Diversos ossos humanos e animais foram retirados de uma gruta do concelho de Ourém, na sequência de uma expedição científica inédita em Portugal que redundou num “verdadeiro sucesso”, disse a coordenadora do projeto.
Durante três dias, entre 12 e 14 de julho, a arqueóloga Alexandra Figueiredo trabalhou a 100 metros de profundidade com Cláudio Monteiro, também arqueólogo e conservador, e com o antropólogo Daniel Alves no Algar da Malhada de Dentro, no subsolo da freguesia de Nossa Senhora das Misericórdias, em Ourém, numa missão integrada no projeto MEDICE II que foi cumprida com êxito.
“Estivemos dentro da cavidade a quase 100 metros de profundidade, conseguimos extrair os vestígios tal como estava planeado e tudo foi fantástico”, disse a investigadora principal e professora do Instituto Politécnico de Tomar.
Alexandra Figueiredo realçou “o apoio dado pelo grupo de actividades especiais de espeleologia da Liga para a Proteção da Natureza”, que permitiu que “nos sentíssemos completamente tranquilos e seguros”, debaixo de terra, durante três dias, numa pesquisa arqueológica que aconteceu pela primeira vez em território nacional.
Sob condições difíceis, o trabalho revelou-se “física e psicologicamente exigente”, ficando a equipa “sem noção do tempo”. Daquela “cavidade muito fria, com humidade sensivelmente entre os 95 e 100% – chovia onde estávamos”, foram trazidos vários ossos para a superfície.
“Exumámos um conjunto de ossos humanos, de vários indivíduos, e de diferentes tipos de animais também, desde coelho, lebre, cabra e temos também duas hastes de veado, o que nos aponta para uma certa antiguidade”, notou a arqueóloga.
O número de indivíduos encontrados não está ainda determinado, contudo, “verificámos que temos adultos e crianças”, um indicador de que “não estamos ali perante somente um contexto, mas vários”.
Os vestígios osteológicos serão encaminhados para laboratórios associados do MEDICE II, que envolve sete universidades – duas estrangeiras – e cinco centros de investigação, entre outras instituições. A coordenação está a cargo do Politécnico de Tomar, Universidade Autónoma de Lisboa e associação CAA Portugal.
O projeto pretende reconhecer comportamentos, cultos e rituais das comunidades da pré-história recente, que habitaram o território há cerca de seis mil anos, e ainda estudar comportamentos associados a crenças e à relação com a morte. “Se quisermos comparar, para quem não tem em mente a cronologia histórica, podemos referir que é aquele período em que a Bíblia fala de Abel e de Caim, filhos de Adão e Eva”.

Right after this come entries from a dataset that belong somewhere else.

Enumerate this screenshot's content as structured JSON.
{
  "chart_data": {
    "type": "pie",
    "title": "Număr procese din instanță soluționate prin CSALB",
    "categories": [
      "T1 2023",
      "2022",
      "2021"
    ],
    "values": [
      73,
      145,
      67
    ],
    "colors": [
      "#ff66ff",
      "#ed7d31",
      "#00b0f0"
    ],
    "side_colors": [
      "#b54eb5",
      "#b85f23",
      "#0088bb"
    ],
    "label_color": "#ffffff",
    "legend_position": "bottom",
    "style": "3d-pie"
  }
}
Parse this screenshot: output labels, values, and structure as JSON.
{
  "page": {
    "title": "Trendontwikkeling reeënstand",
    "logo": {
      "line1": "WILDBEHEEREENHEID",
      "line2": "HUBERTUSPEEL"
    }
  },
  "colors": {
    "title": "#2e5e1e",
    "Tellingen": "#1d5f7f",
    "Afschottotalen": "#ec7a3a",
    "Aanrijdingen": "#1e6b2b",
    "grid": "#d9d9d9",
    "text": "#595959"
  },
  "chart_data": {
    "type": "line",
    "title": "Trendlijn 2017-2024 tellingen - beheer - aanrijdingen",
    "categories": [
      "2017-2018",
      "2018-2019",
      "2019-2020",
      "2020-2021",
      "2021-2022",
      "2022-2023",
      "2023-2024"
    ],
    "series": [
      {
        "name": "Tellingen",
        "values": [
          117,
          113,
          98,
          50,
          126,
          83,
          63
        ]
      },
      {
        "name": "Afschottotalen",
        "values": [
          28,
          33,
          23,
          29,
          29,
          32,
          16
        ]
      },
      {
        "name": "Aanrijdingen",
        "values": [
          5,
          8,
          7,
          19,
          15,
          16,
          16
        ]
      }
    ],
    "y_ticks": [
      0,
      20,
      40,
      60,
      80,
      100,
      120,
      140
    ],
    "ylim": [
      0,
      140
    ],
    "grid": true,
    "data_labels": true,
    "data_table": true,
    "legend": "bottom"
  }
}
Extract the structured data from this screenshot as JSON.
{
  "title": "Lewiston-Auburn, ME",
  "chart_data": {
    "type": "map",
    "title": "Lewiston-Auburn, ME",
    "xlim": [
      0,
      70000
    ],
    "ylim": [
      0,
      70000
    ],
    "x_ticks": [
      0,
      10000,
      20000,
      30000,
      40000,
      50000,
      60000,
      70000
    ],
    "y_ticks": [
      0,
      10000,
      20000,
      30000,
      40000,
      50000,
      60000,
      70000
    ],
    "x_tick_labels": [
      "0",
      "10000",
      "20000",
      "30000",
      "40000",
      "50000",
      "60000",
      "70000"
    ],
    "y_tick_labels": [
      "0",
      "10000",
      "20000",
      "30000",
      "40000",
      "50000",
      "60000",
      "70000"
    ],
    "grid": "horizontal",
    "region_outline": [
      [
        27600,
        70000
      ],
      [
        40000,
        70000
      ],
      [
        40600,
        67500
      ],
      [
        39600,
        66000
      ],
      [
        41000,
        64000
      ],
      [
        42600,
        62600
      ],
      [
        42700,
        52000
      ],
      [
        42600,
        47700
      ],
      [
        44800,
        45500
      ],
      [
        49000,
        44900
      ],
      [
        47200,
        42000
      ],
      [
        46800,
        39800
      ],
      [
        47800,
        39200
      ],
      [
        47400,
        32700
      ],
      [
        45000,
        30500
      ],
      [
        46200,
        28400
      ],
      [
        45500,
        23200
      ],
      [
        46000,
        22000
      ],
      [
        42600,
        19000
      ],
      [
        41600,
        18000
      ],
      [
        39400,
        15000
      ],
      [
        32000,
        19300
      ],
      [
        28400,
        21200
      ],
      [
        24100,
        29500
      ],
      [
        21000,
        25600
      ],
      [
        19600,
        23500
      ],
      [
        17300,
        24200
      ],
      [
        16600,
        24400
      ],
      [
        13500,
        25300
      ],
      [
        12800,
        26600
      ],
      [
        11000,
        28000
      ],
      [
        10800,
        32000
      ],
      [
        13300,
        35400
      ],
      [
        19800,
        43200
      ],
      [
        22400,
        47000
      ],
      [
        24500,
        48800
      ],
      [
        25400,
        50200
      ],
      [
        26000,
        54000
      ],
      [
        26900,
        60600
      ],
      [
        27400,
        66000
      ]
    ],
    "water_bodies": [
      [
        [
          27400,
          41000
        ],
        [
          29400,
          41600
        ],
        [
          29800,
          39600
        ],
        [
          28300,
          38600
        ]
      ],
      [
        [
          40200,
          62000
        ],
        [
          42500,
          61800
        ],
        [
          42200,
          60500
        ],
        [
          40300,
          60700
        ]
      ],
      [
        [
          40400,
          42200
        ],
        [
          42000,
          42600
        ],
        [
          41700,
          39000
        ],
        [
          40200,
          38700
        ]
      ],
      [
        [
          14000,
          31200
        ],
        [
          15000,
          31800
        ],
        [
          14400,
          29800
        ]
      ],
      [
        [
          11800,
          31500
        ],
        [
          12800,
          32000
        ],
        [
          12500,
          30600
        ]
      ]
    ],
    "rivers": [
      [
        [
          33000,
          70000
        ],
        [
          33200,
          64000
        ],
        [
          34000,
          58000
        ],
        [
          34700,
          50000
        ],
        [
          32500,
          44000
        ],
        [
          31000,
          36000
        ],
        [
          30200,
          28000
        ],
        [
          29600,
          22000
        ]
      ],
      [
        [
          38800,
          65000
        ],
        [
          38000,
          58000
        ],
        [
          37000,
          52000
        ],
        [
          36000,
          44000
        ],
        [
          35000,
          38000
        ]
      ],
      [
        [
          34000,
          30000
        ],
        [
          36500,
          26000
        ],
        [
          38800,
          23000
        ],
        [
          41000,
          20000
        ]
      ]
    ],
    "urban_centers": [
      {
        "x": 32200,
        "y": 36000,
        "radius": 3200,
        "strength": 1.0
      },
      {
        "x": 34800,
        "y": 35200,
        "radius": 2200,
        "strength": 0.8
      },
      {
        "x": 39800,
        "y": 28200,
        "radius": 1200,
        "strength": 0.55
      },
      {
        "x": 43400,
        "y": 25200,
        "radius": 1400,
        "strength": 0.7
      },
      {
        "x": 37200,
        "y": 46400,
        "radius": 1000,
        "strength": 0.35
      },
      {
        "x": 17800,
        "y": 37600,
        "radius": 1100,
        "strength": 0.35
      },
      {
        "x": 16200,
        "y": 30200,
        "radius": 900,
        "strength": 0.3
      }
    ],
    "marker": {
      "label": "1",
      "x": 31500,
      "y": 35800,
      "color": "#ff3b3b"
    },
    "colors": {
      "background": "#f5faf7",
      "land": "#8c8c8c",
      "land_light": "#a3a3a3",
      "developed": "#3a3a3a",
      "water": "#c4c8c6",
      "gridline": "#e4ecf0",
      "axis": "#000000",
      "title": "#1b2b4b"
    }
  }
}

Durante os três dias no Algar da Malhada de Dentro, a equipa experimentou um pouco do que os antepassados dos atuais humanos sentiram.
“Não é fácil dormirmos com aquela humidade, que se entranha nos ossos, e com um frio que gela tudo. Imagino o que seria os nossos antepassados pré-históricos a viver dentro de cavidades assim. Acredito que lá fora fosse ainda mais difícil, no Paleolítico e na época das glaciações”, afirmou a investigadora, ainda a recuperar da experiência.
“Foi um pouco isso que sentimos: ver que não tínhamos um céu estrelado, mas um maciço de 100 metros sobre nós. É uma sensação diferente…”.
No regresso à superfície, ficaram “muitas questões por responder”. Serão tratadas ao longo do MEDICE II, que se desenvolve durante quatro anos. Atualmente decorrem outras intervenções na Anta da Azurrague e na Lapa da Furada, sítios arqueológicos na freguesia de Alburitel, também em Ourém.
No sábado, na Junta de Freguesia de Alburitel, com o apoio desta autarquia e da Câmara de Ourém, é realizado o II Seminário Internacional do Património Arqueológico “Ourém no centro do conhecimento”, com participação de vários especialistas nacionais e estrangeiros. A partir das 15h00 são apresentados à população resultados da expedição ao fundo do Algar da Malhada de Dentro e o MEDICE II.